ARCHER Daniels Midland (ADM) must be re-evaluating the success of its recent charm offensive.
An independent poll conducted for Fairfax Agricultural Media showed growers have what many would deem a healthy distrust in the US company seeking to take control of GrainCorp, and with it a near monopoly position on eastern grain port facilities.
The poll of 356 growers indicates most growers want the sale either blocked or allowed only to proceed with strict conditions on port access and market disclosure.
Few believe the company has a track record it can trust and fewer still are buying their promises it will pump big dollars into capital upgrades.
It suggests one of two things. Either ADM’s charm offensive tour has failed dismally or that it was working to boost trust from an even lower level than it could have imagined.
ADM will likely argue the results are based on only a small number of growers.
That’s true – it’s representative of about 1.6 per cent of grain players in the eastern States.
But that’s a big enough sample size to give the survey a confidence level of +/-5.2pc.
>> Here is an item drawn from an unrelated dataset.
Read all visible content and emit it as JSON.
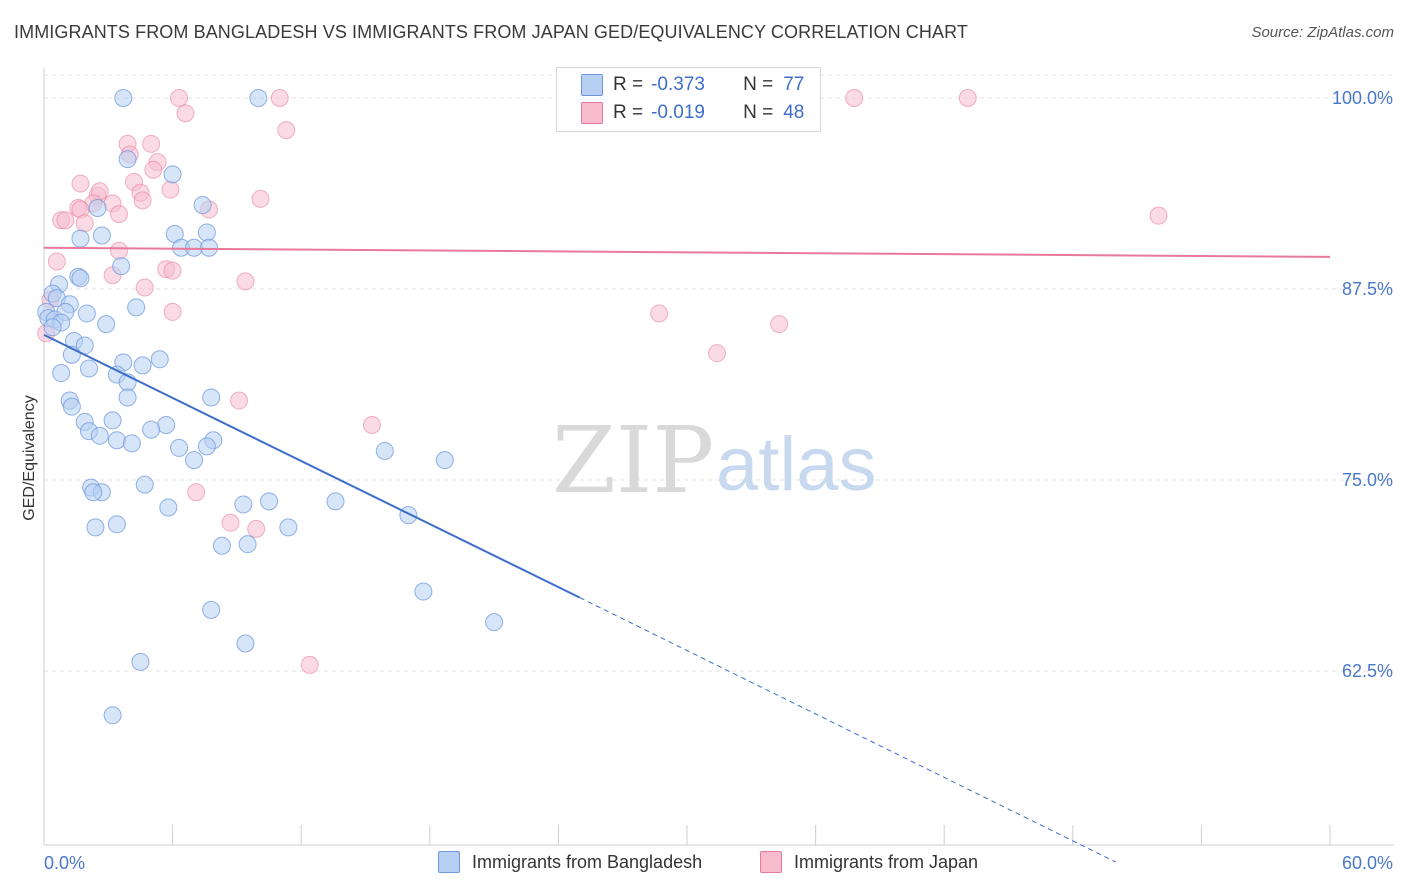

Based on that, ADM could argue as many as 10pc of growers believe the deal will be good for their farm or that as many as 18pc believe it’s likely it will come good on its spending promises – neither of which are ringing endorsements.
Equally, the results could be much worse.
Of course for ADM, grower approval isn’t a deal breaker.
Best estimates suggest grower shareholders account for just 10 per cent of GrainCorp shares so ADM’s not relying on grower approval to get it over the line.
Nor is grower approval essential for regulatory approval – the major hurdle still standing in the way of the $3.4 billion deal – even if many growers wish it was.
But if the Foreign Investment Review Board isn’t at least listening with interest to grower concerns about the deal as it weighs up whether it meets its national interest test, you’d question why – especially in the wake of Senate committee grillings which have left many wondering just how effective the Australian Competition and Consumer Commission’s own assessment of the deal was.
With an election in the wings, many growers will be watching closely to see how all parties weigh in on the prospective sale of Australia’s biggest listed agribusiness – and whether the party in power at the time of the decision lifts a finger to stop it.